Der letzte Gletscher, der Long Island wahrscheinlich vor etwa 23.000 Jahren erreichte, ist derjenige, über den die Forscher am meisten wissen. Als er sich etwa 2.000 Jahre später langsam nach Neuengland zurückzog, hinterließ der Gletscher in seinem wachsenden Kielwasser einen riesigen See oder vielleicht eine Reihe von Seen, die sich von Queens bis Martha’s Vineyard erstreckten. Wissenschaftler nennen den Long Island Sound-Teil dieses Sees Glacial Lake Connecticut.

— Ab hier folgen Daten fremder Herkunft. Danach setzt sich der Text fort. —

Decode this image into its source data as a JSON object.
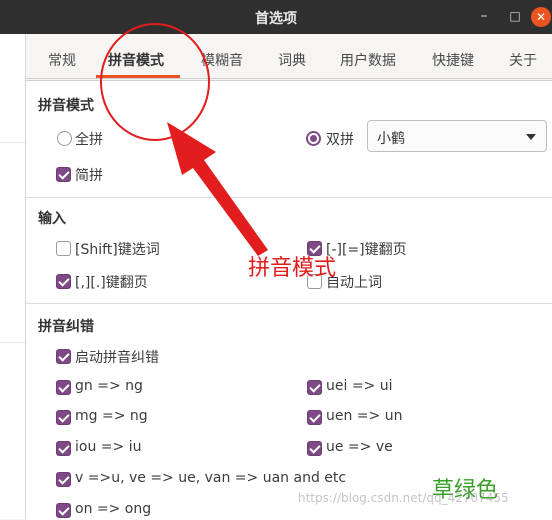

„Auf diesem großen Süßwassersee konnte man vielleicht den ganzen Weg von New York City bis zur Buzzards Bay mit dem Kanu fahren“, sagt Lewis.
Der Lake Connecticut war anders als alles, was die Bewohner von Long Island heute kennen. Er war tiefer und kälter als der heutige Sound und hatte wahrscheinlich keine Fische. Wahrscheinlich schwammen Eisberge in seinem Wasser, und sogar seine Farbe war anders: trüb und milchig, weil er so viel „Gesteinsmehl“ enthielt – die pulverförmigen Rückstände der vom Gletscher abgeschliffenen Felsen. Wahrscheinlich streiften Mastodonten und Riesenfaultiere durch die karge Tundra am Südufer des Sees, während sich am gegenüberliegenden Ufer die gewaltige, graue Eiswand abzeichnete. Als sich das Eis weiter zurückzog, bildeten sich kurzlebige Gletscherseen unter anderem in der Nähe von Albany und Hartford.
Ungefähr 3.000 Jahre nach seiner Entstehung, so Lewis, entwässerte der Connecticut-See durch eine erodierte Lücke im Moränenkamm nahe Fisher’s Island. Für kurze Zeit, vor etwa 16.000 Jahren, wurde das alte, aber neu verbreiterte Tal wieder freigelegt. Aber nicht lange, denn etwa 1.000 Jahre später drang das steigende Meerwasser durch die gleiche erodierte Lücke ein – diesmal in die entgegengesetzte Richtung. Schließlich brach der Ozean auch am westlichen Rand des Tals durch, und der Sund begann Gestalt anzunehmen.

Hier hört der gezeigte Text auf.